Peta stepped up and put her paws on my thighs. “Take what you can from Talan. For everything else, he is talented with Spirit. Even if he was not one of the original children of the mother goddess, I would tell you that. With training, you can be more than you are now and that could save those you love. And if we could find the original elementals, all the better. They can take up the fight against Viv. Maybe they could help us find Ash and bring him back.”

Her eyes blurred. It was easy to forget that both times I’d been cast out of her life, Peta had been with Ash. As his unofficial familiar, they had nearly as tight a bond as she and I did. I ran a hand over her head. “We’ll find him. We’ll bring him home.” Of that, I had no doubt.

I made myself lie on the bed, and Peta curled up on my chest, her chin on her paws. I closed my eyes, tried to relax, but even though I was fatigued from everything, my mind wouldn’t let me go.

The past and seeing Vivica fight the original Terraling, Frost. The things Talan had said. The stones laying heavy at my side. Raven. Ash. Bella. River. Father. Bramley. Pamela and Rylee. Names and faces swirled through my mind, making it difficult to do more than breathe.

Peta was oblivious to my upheaval as she slept, for which I was grateful.

I kept working at the many threads that had been laid in front of me. How many of them could I make sense of? Talan had said that Viv wanted to rule and the past images had shown that. But she couldn’t be free of the curse until she held all five stones, that was the catch of the curse. With four of them in my leather pouch, surely that would slow her down.

Maybe she had her hands on the pink diamond, but I didn’t think so. But that took me back to my past and all that had been done to me in the name of making me stronger. Of keeping me safe from Viv while I grew up. It was done. I was who I was and many lives had been lost in the process. I could not change it. I put an arm over my eyes in a vain attempt to truly sleep.

Training with Talan now… a part of me had thought I was done with that time of my life. My training as an Ender had been hard, but I had loved it. For the first time in my life, I’d been useful and had been learning and working toward a goal. I wanted nothing more than to protect my family, to keep those who remained safe. That had not changed.

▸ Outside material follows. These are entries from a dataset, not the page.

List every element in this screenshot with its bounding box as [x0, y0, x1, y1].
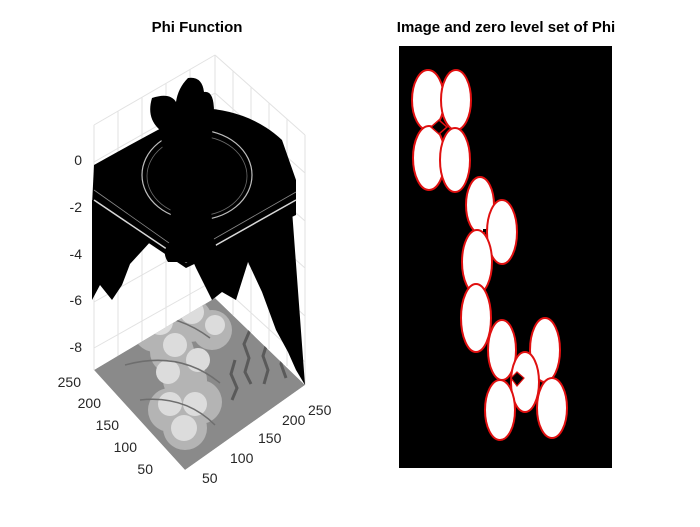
- surface-spike: [150, 77, 217, 263]
- y-tick-label: 250: [58, 374, 82, 390]
- x-tick-label: 250: [308, 402, 332, 418]
- x-tick-label: 50: [202, 470, 218, 486]
- zero-level-set-blobs: [411, 69, 568, 441]
- x-tick-label: 200: [282, 412, 306, 428]
- level-set-image-axes: Image and zero level set of Phi: [397, 19, 615, 468]
- z-tick-label: -2: [70, 199, 83, 215]
- phi-surface-axes: Phi Function: [58, 19, 332, 486]
- z-tick-label: 0: [74, 152, 82, 168]
- y-tick-label: 150: [96, 417, 120, 433]
- y-tick-label: 100: [114, 439, 138, 455]
- z-tick-label: -4: [70, 246, 83, 262]
- y-tick-label: 50: [137, 461, 153, 477]
- x-axis-ticks: 50 100 150 200 250: [202, 402, 332, 486]
- y-axis-ticks: 250 200 150 100 50: [58, 374, 154, 477]
- blob-gaps: [429, 119, 525, 387]
- x-tick-label: 100: [230, 450, 254, 466]
- x-tick-label: 150: [258, 430, 282, 446]
- y-tick-label: 200: [78, 395, 102, 411]
- z-tick-label: -8: [70, 339, 83, 355]
- z-axis-ticks: 0 -2 -4 -6 -8: [70, 152, 83, 355]
- level-set-title: Image and zero level set of Phi: [397, 19, 615, 36]
- phi-function-title: Phi Function: [152, 19, 243, 36]
- z-tick-label: -6: [70, 292, 83, 308]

This training felt more like it was holding me back. That I would do better if I was out in the world seeking out those original elementals and finding a way to free them.

Thoughts swirled around and around, one chasing the other. Sleep took me slowly, and with such small increments that at first I didn’t realize I was asleep and dreaming. For a moment, it was if I stood in the Rim, in real life and not in a dream. But as I stood there, my feet in the soft dirt, the smells of the forest filling me, I knew it for what it was.

Not a dream.

A vision.

My jaw tightened. The only person who’d come to me like this was Viv in the guise of the mother goddess to instruct and guide me in the past. True to form, a white and floating mist rolled toward me from the base of the trees inch by inch before it coalesced into my mother. Her long blond hair swirled around her face that was so like mine, but her eyes were not those I knew. They were a deep dark brown and they were thick with hatred.

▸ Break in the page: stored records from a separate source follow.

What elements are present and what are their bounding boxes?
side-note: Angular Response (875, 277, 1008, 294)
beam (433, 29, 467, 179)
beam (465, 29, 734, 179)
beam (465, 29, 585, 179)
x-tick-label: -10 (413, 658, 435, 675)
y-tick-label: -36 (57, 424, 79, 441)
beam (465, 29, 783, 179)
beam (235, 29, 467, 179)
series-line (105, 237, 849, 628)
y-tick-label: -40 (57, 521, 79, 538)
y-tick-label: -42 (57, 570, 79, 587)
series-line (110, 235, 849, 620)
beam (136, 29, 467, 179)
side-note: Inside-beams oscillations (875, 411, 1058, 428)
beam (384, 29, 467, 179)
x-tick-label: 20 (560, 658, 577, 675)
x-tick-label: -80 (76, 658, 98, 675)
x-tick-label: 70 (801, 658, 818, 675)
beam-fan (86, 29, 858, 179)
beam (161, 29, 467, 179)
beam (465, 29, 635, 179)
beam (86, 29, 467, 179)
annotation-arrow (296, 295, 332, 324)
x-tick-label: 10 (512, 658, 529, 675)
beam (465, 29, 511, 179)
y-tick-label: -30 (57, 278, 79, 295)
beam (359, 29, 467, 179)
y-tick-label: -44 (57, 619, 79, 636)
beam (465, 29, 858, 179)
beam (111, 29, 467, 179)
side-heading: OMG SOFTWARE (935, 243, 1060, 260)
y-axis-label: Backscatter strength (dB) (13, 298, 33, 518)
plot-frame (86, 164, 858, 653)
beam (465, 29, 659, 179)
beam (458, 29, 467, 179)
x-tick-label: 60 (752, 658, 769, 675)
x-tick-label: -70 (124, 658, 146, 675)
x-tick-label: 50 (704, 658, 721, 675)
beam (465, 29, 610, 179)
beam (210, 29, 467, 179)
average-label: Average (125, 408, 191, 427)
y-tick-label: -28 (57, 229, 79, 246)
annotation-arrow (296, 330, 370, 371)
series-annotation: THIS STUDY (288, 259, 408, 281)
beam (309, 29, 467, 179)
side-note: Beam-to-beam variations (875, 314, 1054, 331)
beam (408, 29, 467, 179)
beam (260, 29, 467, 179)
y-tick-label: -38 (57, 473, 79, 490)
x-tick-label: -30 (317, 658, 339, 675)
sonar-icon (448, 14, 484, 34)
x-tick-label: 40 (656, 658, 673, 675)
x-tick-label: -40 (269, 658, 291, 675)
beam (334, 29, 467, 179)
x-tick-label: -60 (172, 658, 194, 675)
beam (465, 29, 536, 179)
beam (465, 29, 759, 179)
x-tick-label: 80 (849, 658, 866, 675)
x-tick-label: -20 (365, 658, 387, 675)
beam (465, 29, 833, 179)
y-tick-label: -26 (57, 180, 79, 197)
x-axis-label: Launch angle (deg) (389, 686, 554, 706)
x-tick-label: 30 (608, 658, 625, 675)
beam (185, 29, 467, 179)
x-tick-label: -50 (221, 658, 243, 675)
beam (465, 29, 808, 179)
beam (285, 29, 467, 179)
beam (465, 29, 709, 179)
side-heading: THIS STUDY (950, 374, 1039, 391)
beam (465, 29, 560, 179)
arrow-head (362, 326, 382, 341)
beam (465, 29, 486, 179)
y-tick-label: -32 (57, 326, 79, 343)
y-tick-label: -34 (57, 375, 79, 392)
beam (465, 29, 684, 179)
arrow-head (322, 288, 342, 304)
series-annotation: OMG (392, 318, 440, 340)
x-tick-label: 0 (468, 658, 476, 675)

“So, Lark. You have the stones.” I didn’t answer her as she strode toward me, her one hand outstretched. “Give them to me.”

“No.”

Did she truly think I would just hand them over?

Her hand trembled. “I am here to save our world.”

“Bullshit. You want control. And I’m going to stop you, bitch.”

“That’s what Talan has said, yes?” She smirked at me. “He’s an adept liar, don’t you think?”

I arched an eyebrow, though a part of me knew I could be in serious trouble. Visions were strange; they could reflect the real world, and could even cause things to happen that were then reflected in the waking world. “Takes one to know one.”

Her eyes narrowed and the image of my mother wavered until I saw not the face of my beloved mama, but a woman who looked very much like a Terraling, the same woman I’d seen in the past Talan had shown me. Her dark hair and dark eyes, dusky skin and short stature labeled her as surely as the red hair on my friend Cactus marked him as a Salamander.